My college had an American football team, and the fact that it was the UK version of a sport often ridiculed by the popular press in this country gave it a tightness and a family atmosphere some other college sports clubs lacked. Anyone who turned up got a chance to play. There were even cheerleaders. I wasn’t a cheerleader. But I volunteered to work the chain gang at every game (the chain gang or chain crew are responsible for measuring the down and distance essential for the game to work) and spent a fair few Sunday afternoons freezing on the sideline trundling up and down holding a pole with a changeable number atop it. it was an important job, the referees look to you for the down number in the UK, get it wrong and you have a very angry team baying for your blood.
But back to my spine.
I go back to work in a few days, after a week of icepacks, painkillers, and compulsory “rest”, something which I am loathe to undertake because I rarely enjoy sitting and watching tv because of its singular focus. Plus I have to do it lying virtually prostrate, it gets boring real quick, and daytime television is mind numbing. I mean, who watches this? Even with Sky it’s insipid.
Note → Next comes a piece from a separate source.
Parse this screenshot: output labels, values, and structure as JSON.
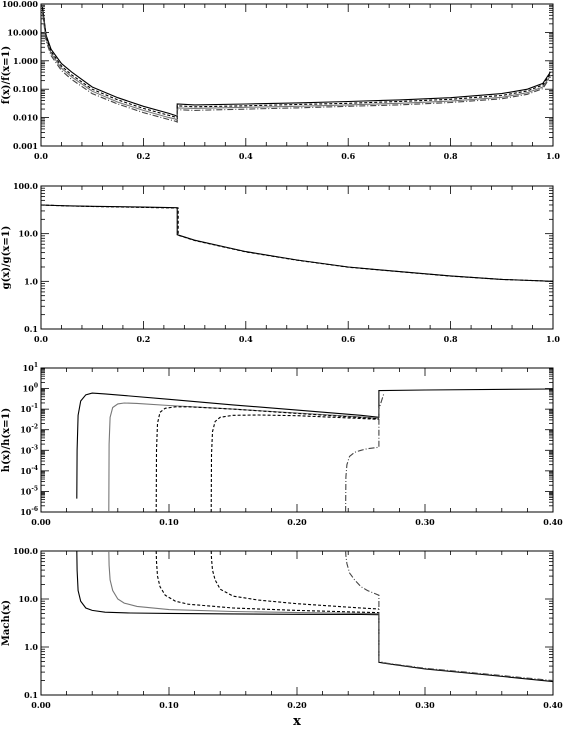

So. Back to work. Which is very similar to Orange Is The New Black (I’m currently addicted to Season 1) with the exception of the orange jumpsuits. Ours are navy blue. Though the heavy security, monotony, attitude, crappy coffee and back-breaking work still apply. At least we don’t have to lie prostrate when the alarms go off. Which is a pity, it would be nice to have a lie down on the job, though I know most of us are so tired the odds of rising again after such an act would be miniscule.
So now I put my faith in correct posture and my own conscience. And only go for the diazepam when I really, really have to.